First, that there was a genuine issue of material fact as to whether the parties entered into a subsequent oral modification of the original terms of payment. Judge John B. Hannum decided that the agreement in question was within the New Jersey Statute of Frauds and that the Statute requires that the promise to answer for the debt of another be in writing and signed by the party against whom it is to be enforced; therefore, he concluded the Statute barred a subsequent oral modification. Warner-Lambert Pharmaceutical Company v. William Sylk, 320 F.Supp. 1074 (E.D. Pa., filed December 31, 1970.)
There remains one issue for decision; whether the plaintiff is entitled to judgment as a matter of law under the facts and circumstances stated above when defendant alleges that his endorsement and guarantee arose from business compulsion.2 It should be noted that these allegations have been pleaded in the broadest of generalities and have all been denied by the plaintiff.
The case being called for trial, plaintiff renewed his motion for summary judgment.
Subsequent to the Rule 56(f) continuance and up to the time set for trial, defendant had not availed himself of the opportunity of providing a factual basis for his claim. There is no indication of *208an ability or desire to do so in the future. Further, defendant has not stated by affidavit a legitimate basis for his inability to do so. Plaintiff’s assertions cannot be attenuated by defendant’s lack of opposition. Defendant must actively parry plaintiff’s thrusts.3 It has been said: “sub-division (f) of Rule 56, by affording an opportunity for continuance of an application for summary judgment so as to permit affidavits to be obtained or depositions to be taken or discovery to be had, indicates that absent such effort it is idle to attempt to shrug off the facts which his adversary has presented.” Robin Construction Company v. United States, 345 F.2d 610, 613-614 (3d Cir. 1965).

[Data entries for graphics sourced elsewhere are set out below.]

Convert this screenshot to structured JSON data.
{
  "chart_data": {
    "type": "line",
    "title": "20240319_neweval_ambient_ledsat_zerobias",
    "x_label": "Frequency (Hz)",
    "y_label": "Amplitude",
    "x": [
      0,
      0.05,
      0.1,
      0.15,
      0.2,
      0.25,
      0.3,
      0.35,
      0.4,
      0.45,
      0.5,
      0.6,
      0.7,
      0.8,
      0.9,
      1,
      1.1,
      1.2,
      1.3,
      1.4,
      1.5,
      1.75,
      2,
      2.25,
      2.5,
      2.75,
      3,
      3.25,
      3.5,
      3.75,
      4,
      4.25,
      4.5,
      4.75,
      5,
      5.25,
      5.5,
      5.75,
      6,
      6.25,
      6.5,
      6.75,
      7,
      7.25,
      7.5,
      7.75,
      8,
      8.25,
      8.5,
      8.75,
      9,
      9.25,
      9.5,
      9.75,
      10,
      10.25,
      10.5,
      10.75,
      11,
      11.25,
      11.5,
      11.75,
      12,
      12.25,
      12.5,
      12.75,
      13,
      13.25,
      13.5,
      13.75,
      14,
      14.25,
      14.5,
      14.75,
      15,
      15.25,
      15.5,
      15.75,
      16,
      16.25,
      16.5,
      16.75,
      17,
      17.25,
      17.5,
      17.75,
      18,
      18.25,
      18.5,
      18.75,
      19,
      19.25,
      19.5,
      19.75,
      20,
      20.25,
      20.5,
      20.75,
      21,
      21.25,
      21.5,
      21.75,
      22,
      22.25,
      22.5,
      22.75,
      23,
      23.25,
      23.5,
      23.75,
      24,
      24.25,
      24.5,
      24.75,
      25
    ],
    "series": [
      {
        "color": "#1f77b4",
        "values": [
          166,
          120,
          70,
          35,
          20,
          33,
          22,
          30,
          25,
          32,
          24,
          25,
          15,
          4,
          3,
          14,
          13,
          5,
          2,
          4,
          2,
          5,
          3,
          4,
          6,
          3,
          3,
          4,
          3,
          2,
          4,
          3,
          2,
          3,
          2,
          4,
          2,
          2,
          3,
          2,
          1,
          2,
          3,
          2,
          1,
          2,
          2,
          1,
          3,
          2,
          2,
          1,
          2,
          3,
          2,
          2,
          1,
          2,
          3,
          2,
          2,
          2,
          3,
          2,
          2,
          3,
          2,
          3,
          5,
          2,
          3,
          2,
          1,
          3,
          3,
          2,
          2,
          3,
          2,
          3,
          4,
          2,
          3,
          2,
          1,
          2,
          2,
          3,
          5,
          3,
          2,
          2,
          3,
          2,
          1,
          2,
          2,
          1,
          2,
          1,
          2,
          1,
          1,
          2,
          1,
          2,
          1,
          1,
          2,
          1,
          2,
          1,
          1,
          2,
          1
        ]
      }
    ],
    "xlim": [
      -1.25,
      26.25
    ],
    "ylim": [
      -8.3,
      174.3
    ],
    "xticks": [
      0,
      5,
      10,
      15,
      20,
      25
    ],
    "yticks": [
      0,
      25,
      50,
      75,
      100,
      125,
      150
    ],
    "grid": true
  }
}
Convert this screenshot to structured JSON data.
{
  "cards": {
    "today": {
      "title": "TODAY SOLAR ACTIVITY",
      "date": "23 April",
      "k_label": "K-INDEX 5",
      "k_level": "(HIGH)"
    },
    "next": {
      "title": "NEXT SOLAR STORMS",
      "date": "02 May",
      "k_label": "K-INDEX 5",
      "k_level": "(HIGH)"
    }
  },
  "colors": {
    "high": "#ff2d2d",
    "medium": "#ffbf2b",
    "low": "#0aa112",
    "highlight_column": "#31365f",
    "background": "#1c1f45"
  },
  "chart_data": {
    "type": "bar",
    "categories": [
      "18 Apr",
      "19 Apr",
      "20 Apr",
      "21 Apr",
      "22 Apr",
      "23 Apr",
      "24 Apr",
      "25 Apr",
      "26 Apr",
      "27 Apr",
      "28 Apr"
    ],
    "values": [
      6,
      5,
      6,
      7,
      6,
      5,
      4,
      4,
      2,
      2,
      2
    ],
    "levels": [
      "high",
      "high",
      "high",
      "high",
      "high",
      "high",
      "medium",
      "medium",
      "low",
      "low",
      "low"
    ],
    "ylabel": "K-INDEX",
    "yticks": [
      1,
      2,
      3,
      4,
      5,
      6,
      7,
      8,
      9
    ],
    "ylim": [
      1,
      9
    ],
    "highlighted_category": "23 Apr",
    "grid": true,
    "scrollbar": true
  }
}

Plaintiff, under all the facts presented, is entitled to judgment as a matter of law. This Court has before it no factual basis for defendant’s defense or counterclaim. Accordingly, for the above reasons, plaintiff’s motion for summary judgment is granted.
ORDER
And now, this 20th day of August, 1971, it is hereby ordered that judgment is entered in favor of plaintiff, Warner-Lambert Pharmaceutical Co., and against defendant, William Sylk, in the sum of $14,569.07 with interest thereon from October 31, 1969. It is further ordered that judgment is entered in favor of plaintiff, Warner-Lambert Pharmaceutical Co., and against defendant, William Sylk, in the sum of $3,866.50 as and for reasonable attorney’s fees.
. Rule 56(f) reads:
“Should it appear from the affidavits of a party opposing the motion that he cannot for reasons stated present by affidavit facts essential to justify his opposition, the court may refuse the application for judgment or may order a continuance to permit affidavits to be obtained or depositions to be taken or discovery to be had or may make such other order as is just.”
. Defendant urges this under the heading of “cross-claim” in his answer. Fed.R.Civ.P. 13(g) states in part “a cross-claim (is) any claim by one party against a co-party”. Defendant probably intends this assertion as a counter-claim. AVe shall treat the allegation of business compulsion only as to its availability to defendant without considering the fine distinctions involved as to its designation as either a defense or a counter-claim. See Fed.R.Civ.P. 8(c) and 3 J. Moore, Federal Practice § 13.09.
. Fed.R.Civ.P. 56(e) states in part:
“(A)n adverse party may not rest upon the mere allegations or denials of his pleading, but his response, by affidavits or as otherwise provided in this rule, must set forth specific facts showing that there is a genuine issue for trial. If he does not so respond, summary judgment, if appropriate, shall be entered against him.”